Most cases don’t go to the trial phase and instead end in a plea bargain. Kohn said it’s possible to put up a fight against the plea deal-heavy system, but it’s risky.
“If we got every one of our clients to say ‘screw this, we’re going to trial,’ it’ll stop the system. Everyone in my office knows that,” he said. “The question is, who among you wants to be the sacrificial lamb that does want to do 30, 40, 50 years in custody, because you’re the one that went out first and said, ‘I’ll be the one to try my case,’ when they’re offering you a chance to go home if you take their deal?”
Little spoke about why she ultimately decided to plead guilty to 28 counts of health-care fraud and 10 counts of money laundering. She said prosecutors who were irked she didn’t take their initial deals were making her an offer that would have carried a much heftier prison term.

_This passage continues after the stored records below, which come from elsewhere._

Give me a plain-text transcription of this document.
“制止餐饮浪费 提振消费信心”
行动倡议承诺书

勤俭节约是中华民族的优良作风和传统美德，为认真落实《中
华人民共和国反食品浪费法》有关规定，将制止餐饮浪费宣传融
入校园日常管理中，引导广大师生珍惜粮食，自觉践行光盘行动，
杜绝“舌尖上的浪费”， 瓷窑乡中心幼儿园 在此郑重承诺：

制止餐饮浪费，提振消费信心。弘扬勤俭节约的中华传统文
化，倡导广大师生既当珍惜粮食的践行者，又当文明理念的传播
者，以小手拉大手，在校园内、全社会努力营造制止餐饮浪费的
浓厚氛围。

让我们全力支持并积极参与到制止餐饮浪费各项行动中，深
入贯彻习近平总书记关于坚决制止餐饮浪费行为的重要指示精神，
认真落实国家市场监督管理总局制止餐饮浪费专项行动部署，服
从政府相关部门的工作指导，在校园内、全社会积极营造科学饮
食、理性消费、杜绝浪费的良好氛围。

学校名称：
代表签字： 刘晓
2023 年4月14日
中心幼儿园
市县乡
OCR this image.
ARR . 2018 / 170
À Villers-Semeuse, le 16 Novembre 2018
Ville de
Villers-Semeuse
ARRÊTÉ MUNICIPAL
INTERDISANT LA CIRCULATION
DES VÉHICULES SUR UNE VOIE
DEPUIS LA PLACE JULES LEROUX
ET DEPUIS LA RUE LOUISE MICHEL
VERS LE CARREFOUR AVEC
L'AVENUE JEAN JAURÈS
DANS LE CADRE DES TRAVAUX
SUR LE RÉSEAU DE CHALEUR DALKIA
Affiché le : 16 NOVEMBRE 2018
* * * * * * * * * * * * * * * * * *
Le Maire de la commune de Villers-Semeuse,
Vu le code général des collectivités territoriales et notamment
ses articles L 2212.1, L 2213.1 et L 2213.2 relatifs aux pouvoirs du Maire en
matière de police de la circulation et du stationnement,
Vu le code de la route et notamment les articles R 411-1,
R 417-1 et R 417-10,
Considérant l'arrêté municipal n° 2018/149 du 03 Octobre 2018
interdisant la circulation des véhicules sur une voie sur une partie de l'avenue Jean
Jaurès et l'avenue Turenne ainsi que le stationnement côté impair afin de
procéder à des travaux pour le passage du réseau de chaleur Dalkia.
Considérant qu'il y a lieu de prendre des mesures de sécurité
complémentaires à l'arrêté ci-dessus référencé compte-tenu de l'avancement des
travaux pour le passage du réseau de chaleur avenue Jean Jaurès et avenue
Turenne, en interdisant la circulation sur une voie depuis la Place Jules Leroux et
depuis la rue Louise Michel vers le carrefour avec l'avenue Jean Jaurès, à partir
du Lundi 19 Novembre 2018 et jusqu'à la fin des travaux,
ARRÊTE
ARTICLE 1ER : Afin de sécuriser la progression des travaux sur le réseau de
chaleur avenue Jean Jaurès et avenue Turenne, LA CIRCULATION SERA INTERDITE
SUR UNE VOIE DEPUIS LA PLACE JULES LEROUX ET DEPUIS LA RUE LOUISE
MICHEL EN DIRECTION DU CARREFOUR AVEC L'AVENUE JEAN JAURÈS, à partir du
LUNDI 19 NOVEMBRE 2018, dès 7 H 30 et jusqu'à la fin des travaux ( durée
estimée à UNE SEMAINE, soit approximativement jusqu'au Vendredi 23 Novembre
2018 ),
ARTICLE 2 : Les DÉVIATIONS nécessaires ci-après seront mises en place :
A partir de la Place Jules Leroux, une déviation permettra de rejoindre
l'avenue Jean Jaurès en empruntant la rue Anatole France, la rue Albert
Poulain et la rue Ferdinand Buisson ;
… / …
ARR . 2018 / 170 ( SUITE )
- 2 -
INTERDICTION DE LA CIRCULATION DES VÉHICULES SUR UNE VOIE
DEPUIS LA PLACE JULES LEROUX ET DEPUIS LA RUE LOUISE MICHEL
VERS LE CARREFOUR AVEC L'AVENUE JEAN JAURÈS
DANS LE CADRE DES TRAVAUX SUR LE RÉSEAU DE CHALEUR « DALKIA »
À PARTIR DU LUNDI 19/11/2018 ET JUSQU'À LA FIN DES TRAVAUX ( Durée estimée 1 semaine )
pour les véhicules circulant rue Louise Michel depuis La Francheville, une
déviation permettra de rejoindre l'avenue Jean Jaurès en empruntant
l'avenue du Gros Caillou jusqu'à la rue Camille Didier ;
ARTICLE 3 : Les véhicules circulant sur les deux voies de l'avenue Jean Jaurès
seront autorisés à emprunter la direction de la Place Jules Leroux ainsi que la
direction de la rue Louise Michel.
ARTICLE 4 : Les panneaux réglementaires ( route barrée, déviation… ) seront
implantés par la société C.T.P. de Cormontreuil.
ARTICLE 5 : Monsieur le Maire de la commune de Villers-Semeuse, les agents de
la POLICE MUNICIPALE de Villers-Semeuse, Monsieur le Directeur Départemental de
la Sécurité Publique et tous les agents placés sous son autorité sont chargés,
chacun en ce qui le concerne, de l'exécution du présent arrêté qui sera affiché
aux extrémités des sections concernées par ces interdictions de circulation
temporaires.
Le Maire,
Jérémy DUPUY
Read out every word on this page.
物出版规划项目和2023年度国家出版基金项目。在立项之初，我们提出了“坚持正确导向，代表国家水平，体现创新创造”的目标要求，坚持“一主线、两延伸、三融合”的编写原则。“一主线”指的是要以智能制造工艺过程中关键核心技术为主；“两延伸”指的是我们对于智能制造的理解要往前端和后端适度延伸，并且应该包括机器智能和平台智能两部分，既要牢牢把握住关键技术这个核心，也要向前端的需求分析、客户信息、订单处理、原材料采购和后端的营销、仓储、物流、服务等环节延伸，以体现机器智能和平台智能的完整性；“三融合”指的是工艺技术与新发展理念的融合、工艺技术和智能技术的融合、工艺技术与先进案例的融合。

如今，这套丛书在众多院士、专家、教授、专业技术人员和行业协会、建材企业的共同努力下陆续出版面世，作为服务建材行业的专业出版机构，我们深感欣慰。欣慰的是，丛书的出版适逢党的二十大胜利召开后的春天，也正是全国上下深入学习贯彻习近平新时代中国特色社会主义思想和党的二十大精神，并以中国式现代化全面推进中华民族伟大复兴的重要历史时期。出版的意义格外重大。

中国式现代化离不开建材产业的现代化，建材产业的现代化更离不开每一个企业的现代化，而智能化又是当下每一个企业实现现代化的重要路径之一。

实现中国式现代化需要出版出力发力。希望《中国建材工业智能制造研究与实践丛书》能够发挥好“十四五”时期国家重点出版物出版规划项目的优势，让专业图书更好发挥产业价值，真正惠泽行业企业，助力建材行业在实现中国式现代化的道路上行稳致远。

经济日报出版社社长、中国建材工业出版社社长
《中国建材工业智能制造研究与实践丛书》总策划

“In general terms, it’s bullying,” she said. “A lot of my family wanted me to go to trial, and I didn’t see any way of winning.”
One woman she met at a prison camp in California had rejected a plea deal that would have given her an 18-month sentence. Instead, she was convicted at trial and sentenced to 12 years.
Langford said one way to curb overzealous prosecution is to do what progressive Philadelphia District Attorney Larry Krasner is doing — requiring prosecutors who want to cut a plea deal with a defendant to calculate how much it will cost taxpayers to incarcerate them, including the opportunity cost of that person having a criminal record when they leave jail and justify the expense.
He said prosecutors who overcharge a person should be subject to disciplinary action.
“I’ll tell you how you sell this to the taxpayers — you tell them it’s expensive to keep people in prison and in jail,” he said.